Science & Tech

Scientists want to bring back the woolly mammoth

Scientists want to bring back the woolly mammoth

A company named Colossal plans to bring thousands of woolly mammoths back to Siberia armed with $15 million in private funding.

Tis announcement was made on Monday by their team of scientists and entrepreneurs  stating that they have started a new company to genetically resurrect the woolly mammoth and place thousands of them back on the Siberian tundra, thousands of years after they went extinct.

 The company, which has received $15 million in initial funding, will support research in Dr. Church’s lab and carry out experiments in labs of their own in Boston and Dallas.

A former researcher, Eriona Hysolli, will oversee the new company’s efforts to edit elephant DNA, adding genes for mammoth traits like dense hair and thick fat for withstanding cold. The researchers hope to produce embryos of these mammoth-like elephants in a few years, and ultimately produce entire populations of the animals.

Other researchers are deeply skeptical that Colossal will pull off such a feat. And if Colossal does manage to produce baby mammoth-like elephants, the company will face serious ethical questions. Is it humane to produce an animal whose biology we know so little about? Who gets to decide whether they can be set loose, potentially to change the ecosystems of tundras in profound ways?

Ben Lamm and George Church.Credit…Colossal

Dr. Church, who is best known for inventing ways of reading and editing DNA, wondered if he could effectively revive an extinct species by rewriting the genes of a living relative. Because Asian elephants and mammoths share a common ancestor that lived about six million years ago, Dr. Church thought it might be possible to modify the genome of an elephant to produce something that would look and act like a mammoth.

Beyond scientific curiosity, he argued, revived woolly mammoths could help the environment. Today, the tundra of Siberia and North America where the animals once grazed is rapidly warming and releasing carbon dioxide. “Mammoths are hypothetically a solution to this,” Dr. Church argued in his talk.

Today the tundra is dominated by moss. But when woolly mammoths were around, it was largely grassland. Some researchers have argued that woolly mammoths were ecosystem engineers, maintaining the grasslands by breaking up moss, knocking down trees and providing fertilizer with their droppings.

Dr. Church’s proposal attracted a lot of attention from the press but little funding beyond $100,000 from PayPal co-founder Peter Thiel.

The company’s initial funding comes from investors ranging from Climate Capital, a private equity firm that backs efforts to lower carbon emissions, to the Winklevoss twins, known for their battles over Facebook and investments in Bitcoin.

The scientists will try to make an elephant embryo with its genome modified to resemble an ancient mammoth. To do this, the scientists will need to remove DNA from an elephant egg and replace it with the mammoth-like DNA.

But no one has ever harvested eggs from an elephant. In case it doesn’t work, Dr. Hysolli and her colleagues will also investigate turning ordinary elephant tissue into stem cells, which could possibly then be coaxed to develop into embryos in the lab.

Heather Browning, a philosopher at the London School of Economics, said that whatever benefits mammoths might have to the tundra will need to be weighed against the possible suffering that they might experience in being brought into existence by scientists.

“You don’t have a mother for a species that — if they are anything like elephants — has extraordinarily strong mother-infant bonds that last for a very long time,” she said. “Once there is a little mammoth or two on the ground, who is making sure that they’re being looked after?”

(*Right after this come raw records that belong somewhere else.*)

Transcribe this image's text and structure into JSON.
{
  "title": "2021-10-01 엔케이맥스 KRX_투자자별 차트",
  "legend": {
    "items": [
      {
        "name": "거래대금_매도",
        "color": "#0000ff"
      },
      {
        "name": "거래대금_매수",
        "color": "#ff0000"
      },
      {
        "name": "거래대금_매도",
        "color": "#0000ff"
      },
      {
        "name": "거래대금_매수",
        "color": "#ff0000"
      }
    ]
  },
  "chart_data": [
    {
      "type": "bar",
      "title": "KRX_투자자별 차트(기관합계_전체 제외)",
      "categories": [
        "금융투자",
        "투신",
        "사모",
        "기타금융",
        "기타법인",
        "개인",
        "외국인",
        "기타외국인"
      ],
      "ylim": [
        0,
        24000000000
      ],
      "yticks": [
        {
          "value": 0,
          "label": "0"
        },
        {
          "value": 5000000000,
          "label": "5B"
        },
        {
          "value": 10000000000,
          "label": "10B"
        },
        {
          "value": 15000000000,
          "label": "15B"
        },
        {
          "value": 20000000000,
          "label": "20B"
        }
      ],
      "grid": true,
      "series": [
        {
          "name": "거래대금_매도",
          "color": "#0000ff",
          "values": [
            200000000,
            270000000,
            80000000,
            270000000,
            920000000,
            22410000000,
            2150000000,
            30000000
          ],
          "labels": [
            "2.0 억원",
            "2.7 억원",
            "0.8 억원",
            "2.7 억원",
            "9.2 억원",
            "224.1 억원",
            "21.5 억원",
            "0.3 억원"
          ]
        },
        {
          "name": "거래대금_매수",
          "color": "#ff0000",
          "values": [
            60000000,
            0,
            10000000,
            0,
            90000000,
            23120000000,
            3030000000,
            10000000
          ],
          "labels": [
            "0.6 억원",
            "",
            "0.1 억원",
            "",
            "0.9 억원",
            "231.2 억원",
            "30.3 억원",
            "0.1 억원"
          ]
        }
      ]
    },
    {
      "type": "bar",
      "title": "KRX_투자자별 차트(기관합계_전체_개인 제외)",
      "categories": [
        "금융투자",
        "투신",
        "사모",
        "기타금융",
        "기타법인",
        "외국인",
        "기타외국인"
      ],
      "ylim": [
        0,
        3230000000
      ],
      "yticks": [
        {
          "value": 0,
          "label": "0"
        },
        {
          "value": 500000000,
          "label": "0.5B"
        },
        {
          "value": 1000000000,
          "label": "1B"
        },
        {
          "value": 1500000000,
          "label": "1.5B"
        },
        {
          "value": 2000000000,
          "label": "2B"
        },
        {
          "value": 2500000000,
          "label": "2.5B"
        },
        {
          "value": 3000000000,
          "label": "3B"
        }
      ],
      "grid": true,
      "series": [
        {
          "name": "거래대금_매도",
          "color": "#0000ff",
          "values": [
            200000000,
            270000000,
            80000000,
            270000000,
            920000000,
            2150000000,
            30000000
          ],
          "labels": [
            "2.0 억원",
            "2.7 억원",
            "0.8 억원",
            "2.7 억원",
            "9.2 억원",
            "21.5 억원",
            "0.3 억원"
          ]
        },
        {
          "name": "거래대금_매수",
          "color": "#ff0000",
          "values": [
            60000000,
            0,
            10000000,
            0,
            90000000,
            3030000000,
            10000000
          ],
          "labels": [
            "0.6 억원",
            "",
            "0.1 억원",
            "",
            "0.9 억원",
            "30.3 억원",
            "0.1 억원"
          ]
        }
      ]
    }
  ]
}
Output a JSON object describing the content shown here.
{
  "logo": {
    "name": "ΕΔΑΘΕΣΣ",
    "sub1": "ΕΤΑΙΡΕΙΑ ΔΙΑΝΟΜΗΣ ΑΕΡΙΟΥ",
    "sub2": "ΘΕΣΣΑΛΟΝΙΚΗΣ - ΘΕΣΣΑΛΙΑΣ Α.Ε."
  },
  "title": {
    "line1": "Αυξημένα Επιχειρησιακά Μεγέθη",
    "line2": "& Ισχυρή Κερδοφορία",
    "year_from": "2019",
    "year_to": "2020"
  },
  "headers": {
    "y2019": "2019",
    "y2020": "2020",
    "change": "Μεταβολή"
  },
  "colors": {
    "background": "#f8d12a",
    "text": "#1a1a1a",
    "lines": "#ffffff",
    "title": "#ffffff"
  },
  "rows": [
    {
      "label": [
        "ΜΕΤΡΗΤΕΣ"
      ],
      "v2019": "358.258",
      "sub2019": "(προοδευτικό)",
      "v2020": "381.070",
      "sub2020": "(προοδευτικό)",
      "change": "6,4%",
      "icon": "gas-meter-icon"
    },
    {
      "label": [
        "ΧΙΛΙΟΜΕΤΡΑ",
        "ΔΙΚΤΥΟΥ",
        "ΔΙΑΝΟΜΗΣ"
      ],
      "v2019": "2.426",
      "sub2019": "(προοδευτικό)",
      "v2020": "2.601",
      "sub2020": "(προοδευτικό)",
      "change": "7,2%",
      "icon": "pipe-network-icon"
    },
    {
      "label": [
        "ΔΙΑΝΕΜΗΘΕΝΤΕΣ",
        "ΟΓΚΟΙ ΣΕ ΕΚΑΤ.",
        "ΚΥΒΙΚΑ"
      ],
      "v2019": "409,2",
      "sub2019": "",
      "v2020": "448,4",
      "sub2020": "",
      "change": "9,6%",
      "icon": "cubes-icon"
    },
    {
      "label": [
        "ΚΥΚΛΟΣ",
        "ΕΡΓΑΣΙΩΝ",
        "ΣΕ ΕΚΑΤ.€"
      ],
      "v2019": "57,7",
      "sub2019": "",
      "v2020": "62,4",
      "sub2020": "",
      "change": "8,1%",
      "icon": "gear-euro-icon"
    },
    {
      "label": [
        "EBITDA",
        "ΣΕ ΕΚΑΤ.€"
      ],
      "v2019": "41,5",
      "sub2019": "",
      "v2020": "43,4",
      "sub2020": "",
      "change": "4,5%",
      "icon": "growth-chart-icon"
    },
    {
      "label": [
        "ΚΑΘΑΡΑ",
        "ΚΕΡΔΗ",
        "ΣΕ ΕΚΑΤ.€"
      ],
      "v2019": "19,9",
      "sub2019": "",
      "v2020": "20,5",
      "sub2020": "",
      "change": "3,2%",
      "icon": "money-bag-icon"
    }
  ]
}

And Colossal’s investors may have questions of their own: How will these mammoths make any money? Mr. Lamm predicted that the company would be able to spin off new forms of genetic engineering and reproductive technology.

“We are hopeful and confident that there will be technologies that come out of it that we can build individual business units out of,” Mr. Lamm said. “But in the short term, our focus is really just making those technologies that we know will speed up the process and the efficiency of not just bringing back the mammoth, but in the rewilding of the mammoth.”

Dr. Shapiro of U.C. Santa Cruz is skeptical about the company’s prospects. “It feels to me that a mammoth is a long way in the future,” she said. Nevertheless, she applauded the company’s launch and hopes it will deliver scientific advances that could help species that are endangered but not yet extinct.

For example, scientists may be able to use Colossal’s advances to save species under threat from diseases by endowing them with genes for resistance to a pathogen, she said. Other species might be enriched with genes to better tolerate heat and drought brought on by climate change.

“I worry that for lots of species today, the pace of climate change and the pace of habitat degradation is such that evolution isn’t going to be able to save them,” Dr. Shapiro said. “We need to intervene even more.”